Edwards-Helaire was the No. 11 running back through six weeks of the 2020 season before the arrival of Le’Veon Bell. He was No. 11 while scoring just once during that time. With Bell gone and no one significant brought in this offseason, CEH could return to his 18-plus touch role in the best offense in the NFL. If so, CEH, would be a great value. The Chiefs have rebuilt their offensive line this year, which should help make life easier on CEH, who did average a solid 4.44 yards per carry his rookie season.


Last season, Gibson scored at least 12 PPR points in eight of his first 11 games. A toe injury in Week 13 slowed him down over the final five games of the season, but he should be healthy coming into training camp. He will share passing-downs work with J.D. McKissic, but Gibson is a converted receiver from Memphis and had 36 receptions on 44 targets as a rookie. If Gibson gets a larger target share in 2021, he could emerge as a top-10 Fantasy running back this year and return draft value. He’s my RB15. 


Montgomery came into the NFL with a lot of buzz in 2019, with a potential workhorse role under head coach Matt Nagy.

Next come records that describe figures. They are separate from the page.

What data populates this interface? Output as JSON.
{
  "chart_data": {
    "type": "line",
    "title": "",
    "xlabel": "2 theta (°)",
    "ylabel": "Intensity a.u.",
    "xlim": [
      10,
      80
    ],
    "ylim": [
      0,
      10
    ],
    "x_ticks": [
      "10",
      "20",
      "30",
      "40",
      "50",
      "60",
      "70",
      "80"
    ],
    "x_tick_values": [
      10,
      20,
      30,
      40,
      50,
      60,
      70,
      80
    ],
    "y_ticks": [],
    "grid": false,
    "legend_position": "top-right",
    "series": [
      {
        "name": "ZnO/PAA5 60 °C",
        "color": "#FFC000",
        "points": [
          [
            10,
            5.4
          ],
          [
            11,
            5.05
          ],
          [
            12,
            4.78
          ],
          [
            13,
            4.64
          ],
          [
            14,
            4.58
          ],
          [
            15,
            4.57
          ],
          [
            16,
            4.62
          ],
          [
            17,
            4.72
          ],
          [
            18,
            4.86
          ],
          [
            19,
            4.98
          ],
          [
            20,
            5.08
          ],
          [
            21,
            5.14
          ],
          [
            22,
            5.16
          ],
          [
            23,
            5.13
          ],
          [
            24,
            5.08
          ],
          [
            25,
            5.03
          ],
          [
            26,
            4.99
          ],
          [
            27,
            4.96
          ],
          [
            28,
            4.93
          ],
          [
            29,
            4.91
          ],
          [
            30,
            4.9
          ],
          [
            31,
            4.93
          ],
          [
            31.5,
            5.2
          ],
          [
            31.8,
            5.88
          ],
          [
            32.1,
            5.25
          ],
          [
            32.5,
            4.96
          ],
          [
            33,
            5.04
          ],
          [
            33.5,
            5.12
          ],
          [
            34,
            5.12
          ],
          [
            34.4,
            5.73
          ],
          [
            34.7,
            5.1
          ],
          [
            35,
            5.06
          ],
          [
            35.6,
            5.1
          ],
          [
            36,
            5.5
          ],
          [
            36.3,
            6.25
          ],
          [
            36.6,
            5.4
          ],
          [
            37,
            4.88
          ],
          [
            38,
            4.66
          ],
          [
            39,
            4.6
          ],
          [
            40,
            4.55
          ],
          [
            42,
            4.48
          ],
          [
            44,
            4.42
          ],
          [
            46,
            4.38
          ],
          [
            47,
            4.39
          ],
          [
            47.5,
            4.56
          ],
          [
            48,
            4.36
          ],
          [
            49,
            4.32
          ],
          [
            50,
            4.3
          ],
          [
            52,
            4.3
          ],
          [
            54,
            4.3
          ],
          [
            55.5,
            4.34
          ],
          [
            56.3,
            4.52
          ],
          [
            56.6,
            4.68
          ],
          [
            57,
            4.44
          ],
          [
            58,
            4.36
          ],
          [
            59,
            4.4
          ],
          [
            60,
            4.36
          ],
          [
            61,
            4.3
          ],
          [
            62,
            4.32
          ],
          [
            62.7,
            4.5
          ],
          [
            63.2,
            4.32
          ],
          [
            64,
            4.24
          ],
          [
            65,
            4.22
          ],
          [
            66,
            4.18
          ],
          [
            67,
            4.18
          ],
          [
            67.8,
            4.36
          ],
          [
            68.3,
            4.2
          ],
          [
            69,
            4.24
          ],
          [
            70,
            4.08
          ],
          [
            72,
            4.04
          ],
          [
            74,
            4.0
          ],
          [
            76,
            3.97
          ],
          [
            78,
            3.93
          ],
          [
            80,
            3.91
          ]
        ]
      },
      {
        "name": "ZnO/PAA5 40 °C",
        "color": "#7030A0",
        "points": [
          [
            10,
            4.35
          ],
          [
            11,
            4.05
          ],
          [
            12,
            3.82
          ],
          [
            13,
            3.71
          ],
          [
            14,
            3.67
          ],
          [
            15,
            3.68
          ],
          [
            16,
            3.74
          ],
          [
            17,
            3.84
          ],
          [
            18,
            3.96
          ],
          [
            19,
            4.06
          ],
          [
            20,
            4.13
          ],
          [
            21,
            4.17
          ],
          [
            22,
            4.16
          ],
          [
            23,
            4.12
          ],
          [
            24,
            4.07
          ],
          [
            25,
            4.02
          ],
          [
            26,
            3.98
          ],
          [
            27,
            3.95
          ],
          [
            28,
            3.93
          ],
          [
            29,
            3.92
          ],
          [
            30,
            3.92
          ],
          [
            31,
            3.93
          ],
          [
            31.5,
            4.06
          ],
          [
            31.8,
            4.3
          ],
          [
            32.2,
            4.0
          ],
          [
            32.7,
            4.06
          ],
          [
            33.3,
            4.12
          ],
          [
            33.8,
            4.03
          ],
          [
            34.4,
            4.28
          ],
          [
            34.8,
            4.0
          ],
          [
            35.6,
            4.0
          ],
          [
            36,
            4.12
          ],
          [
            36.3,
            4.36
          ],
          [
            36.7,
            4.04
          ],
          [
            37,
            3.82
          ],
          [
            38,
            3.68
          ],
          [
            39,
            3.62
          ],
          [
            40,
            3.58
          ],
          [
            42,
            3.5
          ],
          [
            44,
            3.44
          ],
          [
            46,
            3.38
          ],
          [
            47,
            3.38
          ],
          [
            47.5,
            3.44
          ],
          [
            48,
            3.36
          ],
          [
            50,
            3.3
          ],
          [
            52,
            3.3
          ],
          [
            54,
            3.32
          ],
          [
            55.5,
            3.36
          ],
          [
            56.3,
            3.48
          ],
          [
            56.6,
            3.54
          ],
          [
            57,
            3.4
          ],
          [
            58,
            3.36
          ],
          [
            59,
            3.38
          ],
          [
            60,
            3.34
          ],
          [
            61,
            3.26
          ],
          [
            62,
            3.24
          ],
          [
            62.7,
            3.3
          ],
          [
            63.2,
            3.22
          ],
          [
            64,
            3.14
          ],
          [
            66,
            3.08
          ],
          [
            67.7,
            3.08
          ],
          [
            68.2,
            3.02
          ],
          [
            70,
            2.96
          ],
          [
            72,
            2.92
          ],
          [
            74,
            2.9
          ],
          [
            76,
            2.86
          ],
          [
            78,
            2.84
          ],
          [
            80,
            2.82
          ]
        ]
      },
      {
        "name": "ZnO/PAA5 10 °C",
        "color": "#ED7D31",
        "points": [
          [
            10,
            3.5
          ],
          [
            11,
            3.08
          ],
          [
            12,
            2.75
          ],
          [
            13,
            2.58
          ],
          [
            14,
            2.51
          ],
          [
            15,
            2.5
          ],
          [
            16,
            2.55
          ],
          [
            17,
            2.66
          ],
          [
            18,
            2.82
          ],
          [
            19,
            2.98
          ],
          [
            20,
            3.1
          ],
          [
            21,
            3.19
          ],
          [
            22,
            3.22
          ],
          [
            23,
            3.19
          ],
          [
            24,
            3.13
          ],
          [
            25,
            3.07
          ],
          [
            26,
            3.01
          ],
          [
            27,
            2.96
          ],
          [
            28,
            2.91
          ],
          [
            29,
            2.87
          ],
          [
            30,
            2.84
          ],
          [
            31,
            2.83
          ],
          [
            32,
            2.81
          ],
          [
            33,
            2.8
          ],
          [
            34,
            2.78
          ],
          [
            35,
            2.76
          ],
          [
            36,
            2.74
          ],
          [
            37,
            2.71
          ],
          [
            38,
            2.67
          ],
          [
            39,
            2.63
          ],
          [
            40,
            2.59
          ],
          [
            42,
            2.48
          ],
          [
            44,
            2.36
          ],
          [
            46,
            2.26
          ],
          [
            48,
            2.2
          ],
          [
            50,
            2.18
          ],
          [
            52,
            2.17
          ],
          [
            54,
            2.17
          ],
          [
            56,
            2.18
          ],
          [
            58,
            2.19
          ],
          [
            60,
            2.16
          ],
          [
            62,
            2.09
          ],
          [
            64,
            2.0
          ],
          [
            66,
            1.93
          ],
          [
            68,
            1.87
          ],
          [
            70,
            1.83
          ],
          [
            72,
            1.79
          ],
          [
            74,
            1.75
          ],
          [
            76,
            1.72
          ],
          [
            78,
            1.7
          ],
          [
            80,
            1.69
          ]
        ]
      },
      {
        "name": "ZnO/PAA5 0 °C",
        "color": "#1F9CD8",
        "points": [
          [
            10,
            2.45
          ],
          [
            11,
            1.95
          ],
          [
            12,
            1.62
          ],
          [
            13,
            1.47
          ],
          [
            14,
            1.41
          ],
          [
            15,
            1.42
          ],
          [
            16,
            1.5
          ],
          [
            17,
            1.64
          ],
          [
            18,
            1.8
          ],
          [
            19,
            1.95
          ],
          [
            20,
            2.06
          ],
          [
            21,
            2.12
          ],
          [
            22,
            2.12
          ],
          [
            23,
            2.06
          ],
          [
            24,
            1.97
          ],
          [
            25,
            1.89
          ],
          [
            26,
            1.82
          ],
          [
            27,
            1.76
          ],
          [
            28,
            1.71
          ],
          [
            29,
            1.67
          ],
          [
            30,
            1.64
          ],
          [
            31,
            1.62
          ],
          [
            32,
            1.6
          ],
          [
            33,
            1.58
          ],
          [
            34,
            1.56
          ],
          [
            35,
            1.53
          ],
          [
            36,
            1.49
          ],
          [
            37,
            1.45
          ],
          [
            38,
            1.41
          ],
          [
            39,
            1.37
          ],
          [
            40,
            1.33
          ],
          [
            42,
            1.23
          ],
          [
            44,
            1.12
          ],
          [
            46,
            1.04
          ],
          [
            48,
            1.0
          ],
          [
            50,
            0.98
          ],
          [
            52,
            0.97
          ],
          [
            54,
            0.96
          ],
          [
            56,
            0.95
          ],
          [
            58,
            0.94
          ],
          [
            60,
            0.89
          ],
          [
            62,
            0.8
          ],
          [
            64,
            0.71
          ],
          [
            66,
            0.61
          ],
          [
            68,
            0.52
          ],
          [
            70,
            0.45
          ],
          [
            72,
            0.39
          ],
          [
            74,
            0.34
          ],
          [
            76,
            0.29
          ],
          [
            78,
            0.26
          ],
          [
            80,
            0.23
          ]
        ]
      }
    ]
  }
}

He ended up flopping, finishing as RB30 in fantasy points per game (PPR). He became known as a plodding back with limited upside heading into his sophomore season. Then, he broke out in 2020, finishing as RB4 after a late-season surge where he posted 24 receptions, 824 total yards, and eight touchdowns in his final six games. He can be drafted with confidence in the fourth round.